El 16 de julio de 1950, el estadio Maracaná reunió a cerca de 200 mil espectadores convencidos de que Brasil obtendría su primer campeonato del mundo. A Uruguay solo le servía ganar. Cualquier otro resultado consagraba al seleccionado local.
Cuando Friaça abrió el marcador para Brasil, el estadio explotó. Lejos de apresurarse para reanudar el partido, Varela tomó la pelota, caminó lentamente hacia el árbitro y discutió durante varios minutos un supuesto fuera de juego que sabía inexistente. No buscaba cambiar la decisión: pretendía enfriar el clima y apagar el impulso emocional brasileño.
Aquella maniobra psicológica resultó decisiva. Uruguay recuperó la calma, empató por intermedio de Juan Alberto Schiaffino y, a once minutos del final, Alcides Ghiggia marcó el histórico 2-1 que dio origen al "Maracanazo", una de las mayores sorpresas que recuerda el deporte mundial.
Con el paso de los años, Obdulio Varela dejó de ser solamente un campeón del mundo para convertirse en un símbolo de liderazgo. Su figura trascendió el fútbol porque representó la capacidad de un grupo pequeño para desafiar a un favorito aparentemente invencible.

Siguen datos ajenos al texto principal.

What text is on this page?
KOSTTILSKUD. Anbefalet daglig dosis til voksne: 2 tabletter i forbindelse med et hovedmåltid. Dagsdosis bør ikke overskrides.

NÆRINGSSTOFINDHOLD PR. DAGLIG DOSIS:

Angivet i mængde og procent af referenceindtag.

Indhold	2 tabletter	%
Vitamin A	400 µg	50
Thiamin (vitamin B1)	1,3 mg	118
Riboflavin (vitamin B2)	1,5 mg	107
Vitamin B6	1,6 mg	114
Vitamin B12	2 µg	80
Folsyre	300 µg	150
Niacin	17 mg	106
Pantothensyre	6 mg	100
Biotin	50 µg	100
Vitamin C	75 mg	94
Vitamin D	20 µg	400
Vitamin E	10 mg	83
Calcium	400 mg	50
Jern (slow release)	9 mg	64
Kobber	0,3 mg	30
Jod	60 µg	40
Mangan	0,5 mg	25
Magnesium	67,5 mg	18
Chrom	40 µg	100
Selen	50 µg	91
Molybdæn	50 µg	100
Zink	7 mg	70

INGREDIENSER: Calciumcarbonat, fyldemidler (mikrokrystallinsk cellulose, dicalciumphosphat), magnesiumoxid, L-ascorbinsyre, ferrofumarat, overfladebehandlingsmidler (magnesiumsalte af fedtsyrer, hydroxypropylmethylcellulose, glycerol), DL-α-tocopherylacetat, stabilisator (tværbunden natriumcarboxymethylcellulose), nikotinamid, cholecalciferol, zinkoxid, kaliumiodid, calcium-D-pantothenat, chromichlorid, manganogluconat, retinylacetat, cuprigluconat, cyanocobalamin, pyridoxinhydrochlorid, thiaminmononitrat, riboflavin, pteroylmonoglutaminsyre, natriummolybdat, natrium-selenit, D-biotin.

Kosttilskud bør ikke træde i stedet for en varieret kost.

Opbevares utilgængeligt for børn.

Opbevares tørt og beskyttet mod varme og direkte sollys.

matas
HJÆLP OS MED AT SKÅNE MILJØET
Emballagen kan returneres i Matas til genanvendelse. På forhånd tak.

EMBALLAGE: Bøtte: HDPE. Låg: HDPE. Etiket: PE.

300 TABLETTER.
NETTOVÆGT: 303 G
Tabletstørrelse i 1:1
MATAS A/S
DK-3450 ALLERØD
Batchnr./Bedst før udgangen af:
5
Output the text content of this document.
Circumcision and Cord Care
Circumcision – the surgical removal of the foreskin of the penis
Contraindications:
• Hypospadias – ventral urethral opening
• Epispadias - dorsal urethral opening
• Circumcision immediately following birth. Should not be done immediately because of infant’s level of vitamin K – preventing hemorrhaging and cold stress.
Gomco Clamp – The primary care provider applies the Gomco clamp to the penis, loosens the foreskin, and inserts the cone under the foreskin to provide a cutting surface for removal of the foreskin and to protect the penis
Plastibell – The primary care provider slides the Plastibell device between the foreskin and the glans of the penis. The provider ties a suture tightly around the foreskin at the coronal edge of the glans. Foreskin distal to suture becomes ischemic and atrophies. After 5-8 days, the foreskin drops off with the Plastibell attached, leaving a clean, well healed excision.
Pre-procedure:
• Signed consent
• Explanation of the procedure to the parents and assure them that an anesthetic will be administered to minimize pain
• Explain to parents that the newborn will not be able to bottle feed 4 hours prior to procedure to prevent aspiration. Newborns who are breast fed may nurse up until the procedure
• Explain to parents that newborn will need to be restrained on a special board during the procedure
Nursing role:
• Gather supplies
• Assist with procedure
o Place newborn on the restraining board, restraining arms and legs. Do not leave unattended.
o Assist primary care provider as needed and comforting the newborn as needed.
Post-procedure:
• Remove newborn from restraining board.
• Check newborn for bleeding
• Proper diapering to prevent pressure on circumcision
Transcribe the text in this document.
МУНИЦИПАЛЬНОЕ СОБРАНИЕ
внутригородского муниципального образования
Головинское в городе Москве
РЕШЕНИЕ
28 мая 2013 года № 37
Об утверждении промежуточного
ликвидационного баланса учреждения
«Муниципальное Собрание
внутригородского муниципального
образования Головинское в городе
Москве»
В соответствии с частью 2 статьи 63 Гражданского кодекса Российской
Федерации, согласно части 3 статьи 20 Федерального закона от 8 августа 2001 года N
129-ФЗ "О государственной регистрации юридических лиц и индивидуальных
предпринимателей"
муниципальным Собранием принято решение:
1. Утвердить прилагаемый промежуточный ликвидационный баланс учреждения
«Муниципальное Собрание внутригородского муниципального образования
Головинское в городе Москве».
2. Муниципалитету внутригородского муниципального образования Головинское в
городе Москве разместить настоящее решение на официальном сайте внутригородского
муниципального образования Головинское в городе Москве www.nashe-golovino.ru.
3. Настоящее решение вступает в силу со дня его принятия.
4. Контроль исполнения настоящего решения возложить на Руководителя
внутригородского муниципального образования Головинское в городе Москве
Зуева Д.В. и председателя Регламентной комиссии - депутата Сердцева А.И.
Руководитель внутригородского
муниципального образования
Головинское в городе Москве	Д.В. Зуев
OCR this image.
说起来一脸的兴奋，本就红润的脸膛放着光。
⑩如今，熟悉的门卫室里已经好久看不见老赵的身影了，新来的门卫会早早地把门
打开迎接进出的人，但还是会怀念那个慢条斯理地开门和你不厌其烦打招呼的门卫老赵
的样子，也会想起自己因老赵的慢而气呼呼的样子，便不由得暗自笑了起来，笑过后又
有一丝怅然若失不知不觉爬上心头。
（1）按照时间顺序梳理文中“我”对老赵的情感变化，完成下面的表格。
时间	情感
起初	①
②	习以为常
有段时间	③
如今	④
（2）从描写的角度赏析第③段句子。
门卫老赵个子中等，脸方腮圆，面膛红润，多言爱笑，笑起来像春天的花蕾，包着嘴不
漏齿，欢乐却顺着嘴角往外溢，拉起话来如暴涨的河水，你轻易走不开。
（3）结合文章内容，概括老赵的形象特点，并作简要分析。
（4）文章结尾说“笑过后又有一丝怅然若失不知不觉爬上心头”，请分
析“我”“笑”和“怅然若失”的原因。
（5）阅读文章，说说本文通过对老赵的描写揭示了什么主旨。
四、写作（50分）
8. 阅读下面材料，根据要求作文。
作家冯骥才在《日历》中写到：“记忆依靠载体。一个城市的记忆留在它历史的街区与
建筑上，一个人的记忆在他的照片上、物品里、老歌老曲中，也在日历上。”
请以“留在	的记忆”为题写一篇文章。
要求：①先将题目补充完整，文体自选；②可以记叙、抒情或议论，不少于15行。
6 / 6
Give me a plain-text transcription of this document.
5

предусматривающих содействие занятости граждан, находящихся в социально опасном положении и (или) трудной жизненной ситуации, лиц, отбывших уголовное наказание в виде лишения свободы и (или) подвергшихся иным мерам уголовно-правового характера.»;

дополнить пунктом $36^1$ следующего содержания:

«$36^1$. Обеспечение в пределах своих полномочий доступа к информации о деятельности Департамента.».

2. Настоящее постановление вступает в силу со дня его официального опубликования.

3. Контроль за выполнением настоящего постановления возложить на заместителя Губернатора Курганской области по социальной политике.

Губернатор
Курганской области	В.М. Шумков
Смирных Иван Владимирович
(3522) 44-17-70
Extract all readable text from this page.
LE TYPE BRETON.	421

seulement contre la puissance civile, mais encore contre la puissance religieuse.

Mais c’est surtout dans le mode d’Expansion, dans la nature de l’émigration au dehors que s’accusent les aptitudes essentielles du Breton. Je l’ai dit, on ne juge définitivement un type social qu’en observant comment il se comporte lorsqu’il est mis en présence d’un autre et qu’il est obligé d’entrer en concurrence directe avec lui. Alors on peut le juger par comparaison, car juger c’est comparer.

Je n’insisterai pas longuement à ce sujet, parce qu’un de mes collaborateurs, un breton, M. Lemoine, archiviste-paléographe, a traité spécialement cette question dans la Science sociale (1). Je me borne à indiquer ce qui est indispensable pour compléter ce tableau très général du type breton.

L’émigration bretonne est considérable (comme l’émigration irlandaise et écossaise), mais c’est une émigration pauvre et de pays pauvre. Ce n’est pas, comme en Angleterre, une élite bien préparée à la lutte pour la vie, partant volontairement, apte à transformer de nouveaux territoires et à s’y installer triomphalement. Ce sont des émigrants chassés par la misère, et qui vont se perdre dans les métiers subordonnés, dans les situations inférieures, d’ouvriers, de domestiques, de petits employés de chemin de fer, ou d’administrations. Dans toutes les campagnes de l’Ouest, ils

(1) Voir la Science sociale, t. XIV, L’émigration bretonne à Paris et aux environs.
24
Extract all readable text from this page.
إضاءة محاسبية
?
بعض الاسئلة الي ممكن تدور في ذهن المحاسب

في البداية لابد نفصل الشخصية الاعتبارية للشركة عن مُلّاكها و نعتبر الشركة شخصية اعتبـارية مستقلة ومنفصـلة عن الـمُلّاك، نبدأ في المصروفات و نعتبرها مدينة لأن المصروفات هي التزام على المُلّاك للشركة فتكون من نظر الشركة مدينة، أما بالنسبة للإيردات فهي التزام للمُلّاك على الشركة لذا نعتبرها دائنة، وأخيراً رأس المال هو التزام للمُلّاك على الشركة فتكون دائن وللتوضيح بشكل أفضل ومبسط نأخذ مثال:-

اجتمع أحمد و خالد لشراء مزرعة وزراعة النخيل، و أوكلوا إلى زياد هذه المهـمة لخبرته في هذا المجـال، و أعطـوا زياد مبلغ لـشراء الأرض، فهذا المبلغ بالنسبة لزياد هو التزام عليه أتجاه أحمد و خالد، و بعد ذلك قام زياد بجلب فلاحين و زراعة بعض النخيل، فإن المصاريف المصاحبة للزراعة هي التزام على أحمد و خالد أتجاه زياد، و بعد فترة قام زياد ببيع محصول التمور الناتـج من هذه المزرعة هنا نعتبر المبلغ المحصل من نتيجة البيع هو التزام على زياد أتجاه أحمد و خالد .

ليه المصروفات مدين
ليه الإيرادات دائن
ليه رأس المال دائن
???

No necesitó declaraciones grandilocuentes, ni escándalos. Sus compañeros de Selección lo describieron como un hombre callado, que antes de tomar una decisión importante salía a caminar, con el termo bajo el brazo, como todo uruguayo que se precie de tal. Pese a su gesto adusto, nunca lo vieron enojado.
Pero la historia del caudillo no estaría completa si no hablamos de la huelga del 48. Precisamente ahí es donde liderazgo tuvo una prueba de fuego. Los jugadores eran ídolos, pero ganaban poco dinero, lo cuál es particularmente grave si se considera que su carrera es corta. En reclamo de mejores condiciones, los futbolistas uruguayos pararon el fútbol.
La huelga fue larga, pero necesaria para torcer la voluntad de dirigentes que se ufanaban de nunca haberle dado la mano a un jugador. La figura fuerte que llevó la voz cantante de los deportistas fue Varela. Hasta el propio presidente de la República, Luis Batlle Berres, fue a su casa para pedirle que vuelva a rodar la pelota y particularmente a él, que acepte ser el capitán charrúa de cara al Mundial 1950. El Negro Jefe aceptó, y lo demás fue un mito atípico, espectacular e inolvidable.